When I felt myself on the verge of tears, I got out of the car and squinted at the house in the morning sun. The fact that it was empty, this early, was really all the evidence I needed, since I had never known Milly or Anderson to be awake before ten. Even though I knew there was probably no point to it, I crossed to the house and walked up the wide stone steps that were covered with bright green summer leaves. The leaves were thick enough that I had to kick them aside, and I knew, deep down, that it was more proof that nobody was there, and hadn’t been there for a while now. But I walked toward the front door, with its brass lion’s-head knocker, and knocked anyway, just like I’d done five other times that week. I waited, trying to peer in the glass on the side of the door, still with a tiny flicker of hope that in a second, any minute now, I’d hear Sloane’s steps as she ran down the hall and threw open the door, yanking me into a hug, already talking a mile a minute. But the house was silent, and all I could see through the glass was the historical-status plaque just inside the door, the one that proclaimed the house “one of Stanwich’s architectural treasures,” the one that always seemed covered with ghosts of fingerprints.
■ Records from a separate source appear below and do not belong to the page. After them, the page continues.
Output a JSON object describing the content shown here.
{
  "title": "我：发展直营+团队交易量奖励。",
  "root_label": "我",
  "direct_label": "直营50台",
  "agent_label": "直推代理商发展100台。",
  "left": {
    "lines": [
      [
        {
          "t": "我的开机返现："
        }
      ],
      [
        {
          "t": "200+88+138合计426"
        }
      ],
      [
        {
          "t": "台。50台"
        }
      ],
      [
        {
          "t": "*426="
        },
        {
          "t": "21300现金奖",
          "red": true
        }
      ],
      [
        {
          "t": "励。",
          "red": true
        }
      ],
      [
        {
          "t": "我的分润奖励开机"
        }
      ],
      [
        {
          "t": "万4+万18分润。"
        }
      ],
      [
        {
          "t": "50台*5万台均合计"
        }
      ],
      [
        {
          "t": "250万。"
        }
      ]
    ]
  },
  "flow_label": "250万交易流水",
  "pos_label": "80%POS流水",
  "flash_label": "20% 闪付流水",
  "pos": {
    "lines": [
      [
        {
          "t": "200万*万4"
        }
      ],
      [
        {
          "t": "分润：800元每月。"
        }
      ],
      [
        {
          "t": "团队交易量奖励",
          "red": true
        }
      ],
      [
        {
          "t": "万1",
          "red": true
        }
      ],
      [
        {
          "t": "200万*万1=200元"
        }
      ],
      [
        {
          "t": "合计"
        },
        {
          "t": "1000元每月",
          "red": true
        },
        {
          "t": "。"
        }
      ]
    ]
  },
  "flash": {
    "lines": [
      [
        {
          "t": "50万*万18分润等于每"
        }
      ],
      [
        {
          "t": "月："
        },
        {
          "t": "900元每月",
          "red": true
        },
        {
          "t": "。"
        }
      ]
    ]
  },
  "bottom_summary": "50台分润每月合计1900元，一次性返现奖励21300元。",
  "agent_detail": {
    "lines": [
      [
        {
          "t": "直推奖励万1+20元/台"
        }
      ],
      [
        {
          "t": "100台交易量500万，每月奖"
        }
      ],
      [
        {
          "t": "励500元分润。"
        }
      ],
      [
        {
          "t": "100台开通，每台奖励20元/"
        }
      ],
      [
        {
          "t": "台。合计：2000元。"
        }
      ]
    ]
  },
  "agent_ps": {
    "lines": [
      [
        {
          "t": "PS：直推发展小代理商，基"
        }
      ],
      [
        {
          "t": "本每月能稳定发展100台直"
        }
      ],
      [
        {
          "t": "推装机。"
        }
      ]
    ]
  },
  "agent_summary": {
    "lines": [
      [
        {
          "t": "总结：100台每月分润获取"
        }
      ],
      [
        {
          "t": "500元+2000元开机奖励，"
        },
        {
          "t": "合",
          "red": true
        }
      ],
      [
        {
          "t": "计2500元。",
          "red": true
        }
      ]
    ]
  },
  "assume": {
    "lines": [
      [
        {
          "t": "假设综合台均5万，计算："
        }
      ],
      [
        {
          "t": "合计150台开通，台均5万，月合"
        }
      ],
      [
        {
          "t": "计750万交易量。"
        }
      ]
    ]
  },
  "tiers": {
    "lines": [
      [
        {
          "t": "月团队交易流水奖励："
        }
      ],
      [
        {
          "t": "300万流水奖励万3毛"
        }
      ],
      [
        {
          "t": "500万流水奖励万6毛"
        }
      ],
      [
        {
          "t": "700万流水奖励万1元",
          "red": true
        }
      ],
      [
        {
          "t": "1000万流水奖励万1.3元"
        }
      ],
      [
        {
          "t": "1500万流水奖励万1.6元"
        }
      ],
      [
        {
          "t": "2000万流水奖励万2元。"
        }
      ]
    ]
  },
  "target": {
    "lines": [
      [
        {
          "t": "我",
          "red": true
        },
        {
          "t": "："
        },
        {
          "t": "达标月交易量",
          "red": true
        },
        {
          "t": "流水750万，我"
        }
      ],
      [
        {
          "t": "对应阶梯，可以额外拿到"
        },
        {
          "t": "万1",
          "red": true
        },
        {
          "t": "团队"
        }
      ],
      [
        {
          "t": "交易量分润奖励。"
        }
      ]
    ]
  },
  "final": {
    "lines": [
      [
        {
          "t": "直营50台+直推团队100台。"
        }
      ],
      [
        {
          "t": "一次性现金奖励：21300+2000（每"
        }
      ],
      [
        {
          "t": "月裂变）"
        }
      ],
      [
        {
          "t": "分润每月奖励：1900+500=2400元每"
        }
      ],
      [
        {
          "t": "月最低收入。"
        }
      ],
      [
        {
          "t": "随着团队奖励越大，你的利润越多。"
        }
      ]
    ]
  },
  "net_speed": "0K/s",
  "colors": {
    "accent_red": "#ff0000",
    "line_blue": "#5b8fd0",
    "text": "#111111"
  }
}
I waited another few minutes, just in case, then turned around and lowered myself to sit on the top step, trying very hard not to have a breakdown among the leaves.

There was a piece of me that was still hoping to find this had been a very realistic nightmare, and that any minute now, I’d wake up, and Sloane would be there, on the other end of her phone like she was supposed to be, already planning out the day for us.

Sloane’s house was in what was always called “backcountry,” where the houses got larger and farther apart from each other, on ever-bigger pieces of land. She was ten miles away from my place, which, back when I’d been in peak running shape, had been easy for me to cross. But even though they were close, our neighborhoods couldn’t have been more different. Here, there was only the occasional car driving past, and the silence seemed to underscore the fact that I was totally alone, that there was nobody home and, most likely, nobody coming back. I leaned forward, letting my hair fall around me like a curtain. If nobody was there, it at least meant I could stay awhile, and I wouldn’t be asked to leave. I could probably stay there all day. I honestly didn’t know what else to do with myself.

I heard the low rumble of an engine and looked up, fast, pushing my hair out of my face, feeling hope flare once more in my chest. But the car rolling slowly down the driveway wasn’t Anderson’s slightly dented BMW. It was a yellow pickup truck, the back piled with lawnmowers and rakes. When it pulled in front of the steps, I could see the writing, in stylized cursive, on the side. Stanwich Landscaping, it read. Planting . . . gardening . . . maintenance . . . and mulch, mulch more! Sloane loved when stores had cheesy names or slogans. Not that she was a huge fan of puns, but she’d always said she liked to picture the owners thinking them up, and how pleased with themselves they must have been when they landed on whatever they’d chosen. I immediately made a mental note to tell Sloane about the motto, and then, a moment later, realized how stupid this was.